During
early 1970's, before I started my own business, I worked in a factory
that manufactured heavy trucks. In those days, unlike today's
vehicles, almost no electronic gadgets were incorporated in the
vehicles by the manufacturers. Our Electronics development section
was involved in trying to figure out if any small gadgets can be made
and used in our company trucks. There were a few leads and one such
lead was to incorporate an electronic flasher device as a turning
indicator, instead of prevalent bimetallic mechanical flashers used.
The main problem as we experienced in these electronic flashers, was
that their frequency of flashing would keep varying with the vehicle
battery voltage. When the vehicle was running at a fast speed, the
battery would be charging at a high rate with the result that its
voltage would rise and this would make our flashers flash rapidly.
When the vehicles were standing still and engine idling, the flashers
would flash very slowly. Clearly this kind of performance was not
acceptable. We managed to secure some German flashers and opened them
to find that they had a mechanical component incorporated to get rid
of this problem. This was not acceptable to us as we wanted a flasher
that had no moving parts and was purely solid state.
One
morning, I received a handwritten letter forwarded to me by our
director. The letter was from a young engineering diploma holder
staying in a small town in hinterland of Maharashtra state. He
claimed in his letter that he has developed an electronic flasher and
wanted to sell it to our company. I discussed the matter with our
director and a letter was sent to the young man to visit us. We
agreed to pay all his travelling and boarding expenses during the
visit.
The
young man visited us on a later date with his gadget. We put it on
one of our trucks in his presence and gave one of our technical hands
to him and sent him for a day's ride on various roads facing all
kinds of driving situations. In the evening, I checked the report of
our own engineer, who was on the truck and had taken detailed
readings of the battery voltage and flasher frequency throughout the
day. Most surprisingly, this young man from a small town in
hinterland, had solved the problem of varying frequency of the
flasher, which well trained and highly qualified engineers employed
by our company, have not been able to solve.
This
is the power of ingenious innovation. A person is normally born with
it. I do not think that it can be acquired with training or
education, though it perhaps can be sharpened if right environment is
available. This kind of innovative minds have built up silicon valley
in US. But by no means, such innovative minds are restricted to US or
developed countries. An innovator would come out with something
unbelievable, whatever may be constraints or whichever part of the
world, he is from.
I am
reminded today about this small incident from the past after coming
across a story of a barber or a hairdresser as they are referred to
these days, from mainland China. 37 year old Wang Qiang is a
hairdresser from eastern China’s Zhejiang province. He grew up
spreading manure and picking corn on a farm. Now, throughout the day,
he works trimming and shaping hair of his clients in his hair salon.

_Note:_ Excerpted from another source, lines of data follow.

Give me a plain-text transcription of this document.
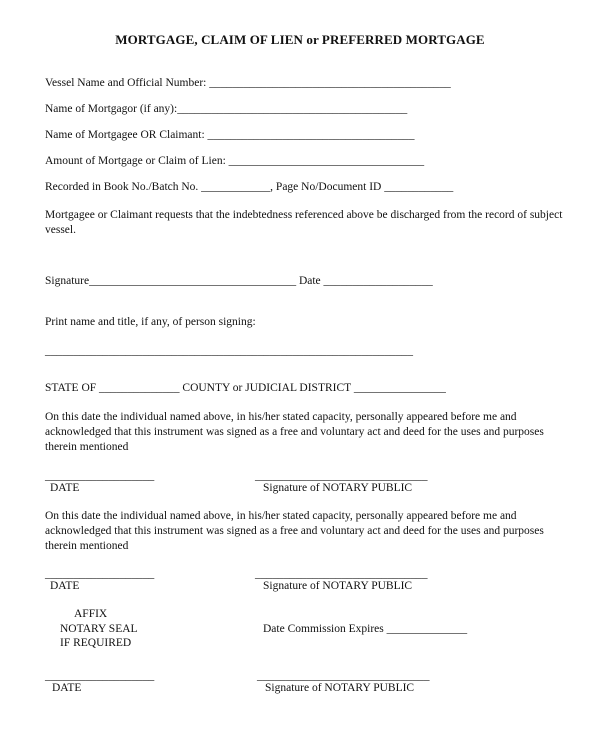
MORTGAGE, CLAIM OF LIEN or PREFERRED MORTGAGE
Vessel Name and Official Number: __________________________________________
Name of Mortgagor (if any):________________________________________
Name of Mortgagee OR Claimant: ____________________________________
Amount of Mortgage or Claim of Lien: __________________________________
Recorded in Book No./Batch No. ____________, Page No/Document ID ____________
Mortgagee or Claimant requests that the indebtedness referenced above be discharged from the record of subject vessel.
Signature____________________________________ Date ___________________
Print name and title, if any, of person signing:
________________________________________________________________
STATE OF ______________ COUNTY or JUDICIAL DISTRICT ________________
On this date the individual named above, in his/her stated capacity, personally appeared before me and acknowledged that this instrument was signed as a free and voluntary act and deed for the uses and purposes therein mentioned
___________________
DATE
______________________________
Signature of NOTARY PUBLIC
On this date the individual named above, in his/her stated capacity, personally appeared before me and acknowledged that this instrument was signed as a free and voluntary act and deed for the uses and purposes therein mentioned
___________________
DATE
______________________________
Signature of NOTARY PUBLIC
AFFIX
NOTARY SEAL
IF REQUIRED
Date Commission Expires ______________
___________________
DATE
______________________________
Signature of NOTARY PUBLIC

Most of his neighbours in the countryside spend their evenings
playing mahjong after finishing work. Wang never joins them as he is
obsessed with an idea that normally would be impossible to achieve
for a person in his circumstances. Wong loves flying and that too in
his own aircraft.
In the
initial days Wang took design ideas from foreign websites. He
downloaded pictures and looked at them again and again. Finally he
decided to build his own aircraft. After eight months and spending
30000 Yuan (US$5000), he finally managed to finish his flimsy-looking
craft, which has a stainless steel frame, wheels from a motorized
wheelchair, and a seat scavenged from a go-kart. However rickety,
Wang's one-seater craft may look, the most important thing is that it
flies and flies well.
Buzzing
like an oversized electric razor, Wang's home-made airplane skids
over grassland before soaring into a vast blue sky, to reach
altitudes of 3,500 meters and speeds of 90 kilometers an hour (56
mph), a performance that is absolutely unbelievable.
Flying
a private aircraft in China is something that is considered extremely
difficult and expensive. China’s military controls nearly all of
the country’s airspace, and despite promises of reform has only
opened a few areas to private flights. One can barely fly anywhere.
Wang has somehow managed to secure a special permission from
authorities.
During
his flying adventures, Wang had few near-misses or near-death
experiences of his own, his engine cut out several times in mid-air,
forcing him to glide down to earth. He says: “I told myself:
there’s no time to panic, just land! I once performed an emergency
landing in a lake.”
I just
feel amazed at Wang Qiang's innovative spirit and capacity and the
way he has found the way through all the odds and difficulties to
achieve, what he always wanted. This is a perfect example of the
power of innovation we should all try to emulate.